21 marzo 2019

The visit

You haven't come to see me in a long time. You're sitting there, waiting for me to give you conversation, but I can't. You didn't even call me. You knocked on the intercom. It's me. I was passing by. You were passing by? I stopped. I didn't know what to do. I thought for a moment, I swear, not to let you on. To tell you that I didn't know you or that you were wrong. However, I changed my mind and pressed the white, well, almost yellow, button on the little phone that opens the doorway.
I remembered the last time I saw you. Yes, don't you remember? Yes, man. We had decided to rob the jewelry store at the mall. One million euros in jewellery and watches. We had it all planned. Visit the mall. To visit the jewellery shop. Decide on the day. To steal the car and, at three o'clock in the morning, to embed it against the door of the shopping centre, to travel the hundred and fifty metres in a straight line, to reach the fifty kilometres per hour and to hit the reinforced aluminium door of the jewellery shop.  No one expected it.

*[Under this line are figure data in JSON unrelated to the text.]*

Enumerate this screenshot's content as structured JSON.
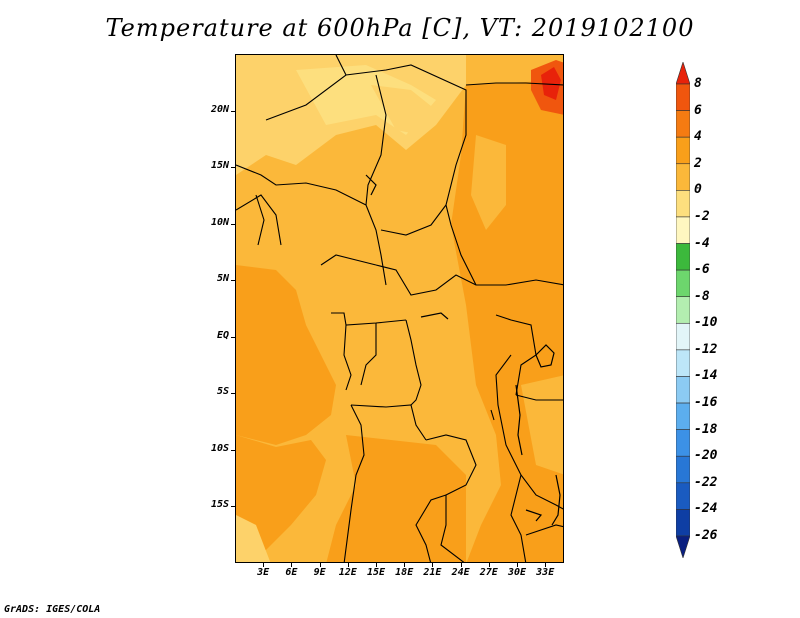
{
  "title": "Temperature at 600hPa [C], VT: 2019102100",
  "credit": "GrADS: IGES/COLA",
  "lat_labels": [
    {
      "text": "20N",
      "lat": 20
    },
    {
      "text": "15N",
      "lat": 15
    },
    {
      "text": "10N",
      "lat": 10
    },
    {
      "text": "5N",
      "lat": 5
    },
    {
      "text": "EQ",
      "lat": 0
    },
    {
      "text": "5S",
      "lat": -5
    },
    {
      "text": "10S",
      "lat": -10
    },
    {
      "text": "15S",
      "lat": -15
    }
  ],
  "lon_labels": [
    {
      "text": "3E",
      "lon": 3
    },
    {
      "text": "6E",
      "lon": 6
    },
    {
      "text": "9E",
      "lon": 9
    },
    {
      "text": "12E",
      "lon": 12
    },
    {
      "text": "15E",
      "lon": 15
    },
    {
      "text": "18E",
      "lon": 18
    },
    {
      "text": "21E",
      "lon": 21
    },
    {
      "text": "24E",
      "lon": 24
    },
    {
      "text": "27E",
      "lon": 27
    },
    {
      "text": "30E",
      "lon": 30
    },
    {
      "text": "33E",
      "lon": 33
    }
  ],
  "extent": {
    "lon_min": 0,
    "lon_max": 35,
    "lat_min": -20,
    "lat_max": 25
  },
  "colorbar": {
    "labels": [
      "8",
      "6",
      "4",
      "2",
      "0",
      "-2",
      "-4",
      "-6",
      "-8",
      "-10",
      "-12",
      "-14",
      "-16",
      "-18",
      "-20",
      "-22",
      "-24",
      "-26"
    ],
    "colors": [
      "#e8220a",
      "#f0560e",
      "#f57b12",
      "#f99f1a",
      "#fbb83a",
      "#fddf7e",
      "#fff7c0",
      "#3cb93c",
      "#6dd66d",
      "#b3eeb0",
      "#e2f5f8",
      "#bde6f8",
      "#8ccbf3",
      "#5caeee",
      "#3c91e6",
      "#2877d6",
      "#1a5bc0",
      "#0e3ea4",
      "#0a1f80"
    ]
  },
  "legend_palette": {
    "c8_6": "#e8220a",
    "c4_2": "#f99f1a",
    "c2_0": "#fbb83a",
    "c0_m2": "#fdd26a",
    "cm2_m4": "#fddf7e"
  }
}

The day came. We stole the car. An all-terrain vehicle of almost three thousand kilos that we had had our eye on a few days ago. We left in the direction of the shopping centre. You were driving. Yes, you. You were the expert. We saw the mall at the end of the avenue lit up by Christmas lights. You were going slowly, until you had a shot at the door of the mall. You accelerated and set the car at a hundred and thirty kilometers per hour. You're going too fast. Loosen up a bit. You didn't listen. We hit the door and burst it, yes, but you flew out through the windshield glass. You weren't wearing your seat belt. An amateur failure. I was stuck in the passenger's armchair with three broken ribs and a cervical sprain. I got out of the car. You were unconscious. You were breathing with your mouth full of blood and a few teeth on the floor. I tried to wake you. I couldn't. I called 911 and got out of there.
You were silent because you didn't remember anything. That's what they told me. It was what I touched. You were in jail for a year and a half. I know that. I don't know what you think. Stealing again? I don't think so.  That's not what you're for, and neither am I. I think I'll invite you to lunch, we'll try to talk about the old days, the ones you remember because the blow erased many memories. Then you will leave, dragging your right leg, the one you almost left on the road.
I don't know when I'll see you again, maybe in a few months or years, when you remember where I live again.